Она благодарно пожала ему руку и, словно не желая продолжать этот тягостный для нее разговор, взяла со стола дневник Тесс и принялась вновь читать его с того места, на котором остановилась. Но О'Киф знал, что она сейчас чувствует себя почти так же, как он, когда внезапно оказался в чужом для него времени, без друзей, без знакомых, один на один с неизвестностью. С самого детства она ощущает себя покинутой и одинокой. Днем суета и заботы заслоняют от нее это чувство, но ночные кошмары вновь и вновь заставляют страдать от одиночества. Рэмзи видел это в каждом ее движении, каждом взгляде, но знал, что его любовь помогает ей справляться с тягостным ощущением, и потому верил в скорое избавление от этой беды.
— Посмотри, — сказала Пенелопа, протягивая ему дневник и указывая на разорванный переплет. — Тут что-то не так.
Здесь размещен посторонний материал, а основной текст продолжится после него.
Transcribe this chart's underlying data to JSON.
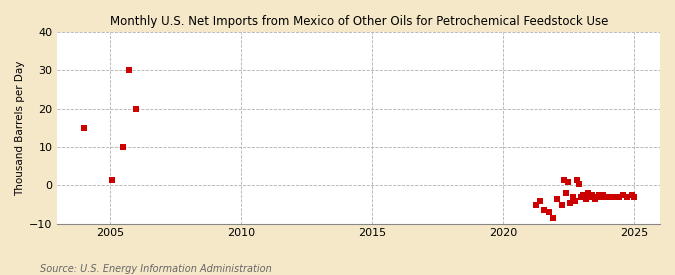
{
  "title": "Monthly U.S. Net Imports from Mexico of Other Oils for Petrochemical Feedstock Use",
  "ylabel": "Thousand Barrels per Day",
  "source": "Source: U.S. Energy Information Administration",
  "background_color": "#f5e8c8",
  "plot_background_color": "#ffffff",
  "marker_color": "#cc0000",
  "ylim": [
    -10,
    40
  ],
  "xlim": [
    2003.0,
    2026.0
  ],
  "yticks": [
    -10,
    0,
    10,
    20,
    30,
    40
  ],
  "xticks": [
    2005,
    2010,
    2015,
    2020,
    2025
  ],
  "data_points": [
    [
      2004.0,
      15.0
    ],
    [
      2005.1,
      1.5
    ],
    [
      2005.5,
      10.0
    ],
    [
      2006.0,
      20.0
    ],
    [
      2005.75,
      30.0
    ],
    [
      2021.25,
      -5.0
    ],
    [
      2021.42,
      -4.0
    ],
    [
      2021.58,
      -6.5
    ],
    [
      2021.75,
      -7.0
    ],
    [
      2021.92,
      -8.5
    ],
    [
      2022.08,
      -3.5
    ],
    [
      2022.25,
      -5.0
    ],
    [
      2022.33,
      1.5
    ],
    [
      2022.42,
      -2.0
    ],
    [
      2022.5,
      1.0
    ],
    [
      2022.58,
      -4.5
    ],
    [
      2022.67,
      -3.0
    ],
    [
      2022.75,
      -4.0
    ],
    [
      2022.83,
      1.5
    ],
    [
      2022.92,
      0.5
    ],
    [
      2023.0,
      -3.0
    ],
    [
      2023.08,
      -2.5
    ],
    [
      2023.17,
      -3.5
    ],
    [
      2023.25,
      -2.0
    ],
    [
      2023.33,
      -3.0
    ],
    [
      2023.42,
      -2.5
    ],
    [
      2023.5,
      -3.5
    ],
    [
      2023.58,
      -3.0
    ],
    [
      2023.67,
      -2.5
    ],
    [
      2023.75,
      -3.0
    ],
    [
      2023.83,
      -2.5
    ],
    [
      2023.92,
      -3.0
    ],
    [
      2024.08,
      -3.0
    ],
    [
      2024.25,
      -3.0
    ],
    [
      2024.42,
      -3.0
    ],
    [
      2024.58,
      -2.5
    ],
    [
      2024.75,
      -3.0
    ],
    [
      2024.92,
      -2.5
    ],
    [
      2025.0,
      -3.0
    ]
  ]
}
О'Киф оглядел толстую тетрадь со всех сторон. Исследовав одну из ее страниц, он заметил, что она была как будто мягче и толще остальных. Странный шелест, который она издавала при прикосновении, заставил его насторожиться. Он потянул за край листа, и тот легко поддался его усилию. Уголки бумаги разошлись, и на стол выпало сложенное пополам послание. Рэмзи развернул его, внимательно осмотрев перед этим, и, показав Пенни, сказал:
— Письмо написано в восемнадцатом столетии. Видишь, какая орфография и написание букв? По виду бумага напоминает какой-то документ, заверенный у нотариуса. Возможно, завещание.
— И что ты думаешь об этом?
— Кажется, это можно использовать как доказательство права семьи Блэквеллов на их родовой дом и живопись, находящуюся в этом доме.
— Ты хочешь сказать, что Фэлон незаконно занял их поместье?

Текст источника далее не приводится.